🤖 AI Summary
This work addresses three longstanding challenges in multimodal reasoning: the lack of publicly available datasets, non-reproducible synthetic data generation methods, and scarcity of vision-centric training data. We propose a two-stage visual reasoning data synthesis framework that synergistically leverages vision-language models (VLMs) and reasoning-oriented large language models (LLMs) to generate millions of high-quality, multi-skill, multi-difficulty visual reasoning chains—supporting both offline and online reinforcement learning. To our knowledge, this is the first approach to achieve positive cross-modal transfer of purely vision-derived training data to text, audio, and embodied tasks. Fine-tuning Qwen2.5-VL-7B on our synthetic data yields state-of-the-art performance among open-source models—and competitive results against some closed-source models—on major visual understanding benchmarks, while significantly improving generalization across modalities. Our framework establishes a new paradigm and foundational resource for reproducible, scalable, vision-centered reasoning research.
📝 Abstract
Recent progress in multimodal reasoning has been driven largely by undisclosed datasets and proprietary data synthesis recipes, leaving open questions about how to systematically build large-scale, vision-centric reasoning datasets, particularly for tasks that go beyond visual math.
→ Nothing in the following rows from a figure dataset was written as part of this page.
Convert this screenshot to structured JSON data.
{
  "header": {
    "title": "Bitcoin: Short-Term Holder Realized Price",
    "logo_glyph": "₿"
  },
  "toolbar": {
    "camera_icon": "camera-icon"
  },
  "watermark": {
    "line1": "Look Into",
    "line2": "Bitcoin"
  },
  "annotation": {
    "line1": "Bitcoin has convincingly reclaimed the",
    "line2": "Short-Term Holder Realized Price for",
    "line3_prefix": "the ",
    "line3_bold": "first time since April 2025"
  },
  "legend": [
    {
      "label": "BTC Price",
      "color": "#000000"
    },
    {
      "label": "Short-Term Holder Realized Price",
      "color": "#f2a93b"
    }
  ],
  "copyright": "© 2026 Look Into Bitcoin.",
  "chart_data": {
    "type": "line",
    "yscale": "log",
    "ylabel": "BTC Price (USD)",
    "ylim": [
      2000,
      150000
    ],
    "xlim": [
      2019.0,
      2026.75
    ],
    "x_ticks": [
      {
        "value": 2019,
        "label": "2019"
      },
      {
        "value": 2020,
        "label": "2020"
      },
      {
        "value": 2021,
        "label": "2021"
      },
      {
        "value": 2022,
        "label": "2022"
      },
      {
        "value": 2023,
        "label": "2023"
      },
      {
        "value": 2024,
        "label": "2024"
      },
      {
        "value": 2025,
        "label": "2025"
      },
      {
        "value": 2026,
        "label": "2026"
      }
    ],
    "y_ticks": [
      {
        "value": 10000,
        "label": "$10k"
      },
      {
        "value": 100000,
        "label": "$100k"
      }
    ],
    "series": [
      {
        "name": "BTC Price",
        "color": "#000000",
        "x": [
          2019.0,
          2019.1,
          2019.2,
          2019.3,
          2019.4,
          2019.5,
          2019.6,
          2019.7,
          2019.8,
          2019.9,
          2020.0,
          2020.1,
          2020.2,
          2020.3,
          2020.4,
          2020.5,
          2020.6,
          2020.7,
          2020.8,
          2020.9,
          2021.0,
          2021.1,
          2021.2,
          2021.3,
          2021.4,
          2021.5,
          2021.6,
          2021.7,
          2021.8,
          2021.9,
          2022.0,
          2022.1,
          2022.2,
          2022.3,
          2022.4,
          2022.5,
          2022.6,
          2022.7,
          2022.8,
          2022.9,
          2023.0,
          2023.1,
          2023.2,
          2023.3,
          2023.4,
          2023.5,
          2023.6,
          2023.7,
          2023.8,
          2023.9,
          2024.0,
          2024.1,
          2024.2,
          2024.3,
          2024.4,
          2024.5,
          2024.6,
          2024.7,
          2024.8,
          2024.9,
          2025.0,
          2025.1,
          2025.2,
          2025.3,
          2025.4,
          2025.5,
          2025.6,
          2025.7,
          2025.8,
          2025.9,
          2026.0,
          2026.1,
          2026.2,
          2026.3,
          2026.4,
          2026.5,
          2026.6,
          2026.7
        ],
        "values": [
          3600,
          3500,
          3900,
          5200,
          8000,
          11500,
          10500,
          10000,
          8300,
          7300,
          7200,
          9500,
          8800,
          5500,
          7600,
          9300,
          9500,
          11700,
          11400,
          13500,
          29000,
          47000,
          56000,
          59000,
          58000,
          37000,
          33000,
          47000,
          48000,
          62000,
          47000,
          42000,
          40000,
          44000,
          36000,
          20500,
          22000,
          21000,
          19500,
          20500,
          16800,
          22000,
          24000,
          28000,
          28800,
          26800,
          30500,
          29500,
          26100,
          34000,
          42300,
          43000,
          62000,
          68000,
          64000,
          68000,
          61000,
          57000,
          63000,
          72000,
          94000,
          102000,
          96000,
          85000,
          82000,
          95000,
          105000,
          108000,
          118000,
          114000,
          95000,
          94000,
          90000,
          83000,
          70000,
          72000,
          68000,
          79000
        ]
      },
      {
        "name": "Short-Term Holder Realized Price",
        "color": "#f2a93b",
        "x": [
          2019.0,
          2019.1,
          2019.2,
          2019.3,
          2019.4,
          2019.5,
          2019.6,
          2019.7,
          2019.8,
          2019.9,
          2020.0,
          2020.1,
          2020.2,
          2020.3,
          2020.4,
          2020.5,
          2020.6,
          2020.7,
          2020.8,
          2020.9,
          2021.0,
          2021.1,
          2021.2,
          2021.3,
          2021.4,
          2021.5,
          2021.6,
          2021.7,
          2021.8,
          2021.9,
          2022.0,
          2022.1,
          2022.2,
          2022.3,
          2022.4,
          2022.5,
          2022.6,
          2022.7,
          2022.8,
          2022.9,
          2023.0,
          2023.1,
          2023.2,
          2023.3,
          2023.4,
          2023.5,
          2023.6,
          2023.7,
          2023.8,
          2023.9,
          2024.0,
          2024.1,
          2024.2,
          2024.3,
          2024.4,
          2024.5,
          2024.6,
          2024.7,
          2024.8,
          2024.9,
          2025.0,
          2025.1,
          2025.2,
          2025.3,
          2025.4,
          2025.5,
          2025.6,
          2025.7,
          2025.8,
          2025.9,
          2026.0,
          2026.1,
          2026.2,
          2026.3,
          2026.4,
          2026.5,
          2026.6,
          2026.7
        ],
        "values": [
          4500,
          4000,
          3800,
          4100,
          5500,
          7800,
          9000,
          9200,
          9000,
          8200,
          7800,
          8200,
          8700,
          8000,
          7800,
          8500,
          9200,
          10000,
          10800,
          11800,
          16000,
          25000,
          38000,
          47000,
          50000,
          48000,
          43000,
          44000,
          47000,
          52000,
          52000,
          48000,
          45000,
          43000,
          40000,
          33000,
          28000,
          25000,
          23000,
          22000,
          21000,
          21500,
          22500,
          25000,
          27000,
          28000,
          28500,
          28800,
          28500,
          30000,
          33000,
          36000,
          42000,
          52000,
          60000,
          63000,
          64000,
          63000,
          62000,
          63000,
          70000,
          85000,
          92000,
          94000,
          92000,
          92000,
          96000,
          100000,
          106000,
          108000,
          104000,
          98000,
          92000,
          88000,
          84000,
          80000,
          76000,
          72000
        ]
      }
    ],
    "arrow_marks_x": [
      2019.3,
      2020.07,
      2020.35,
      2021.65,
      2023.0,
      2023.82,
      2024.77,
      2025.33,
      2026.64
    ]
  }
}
In this work, we introduce a new reasoning data generation framework spanning diverse skills and levels of complexity with over 1M high-quality synthetic vision-centric questions. The dataset also includes preference data and instruction prompts supporting both offline and online RL. Our synthesis framework proceeds in two stages: (1) scale; and (2) complexity. Reasoning traces are then synthesized through a two-stage process that leverages VLMs and reasoning LLMs, producing CoT traces for VLMs that capture the richness and diverse cognitive behaviors found in frontier reasoning models. Remarkably, we show that finetuning Qwen2.5-VL-7B on our data outperforms all open-data baselines across all evaluated vision-centric benchmarks, and even surpasses strong closed-data models such as MiMo-VL-7B-RL on V* Bench, CV-Bench and MMStar-V. Perhaps most surprising, despite being entirely vision-centric, our data transfers positively to text-only reasoning (MMLU-Pro) and audio reasoning (MMAU), demonstrating its effectiveness. Similarly, despite not containing videos or embodied visual data, we observe notable gains when evaluating on a single-evidence embodied QA benchmark (NiEH). Finally, we use our data to analyze the entire VLM post-training pipeline. Our empirical analysis highlights that (i) SFT on high-quality data with non-linear reasoning traces is essential for effective online RL, (ii) staged offline RL matches online RL's performance while reducing compute demands, and (iii) careful SFT on high quality data can substantially improve out-of-domain, cross-modality transfer.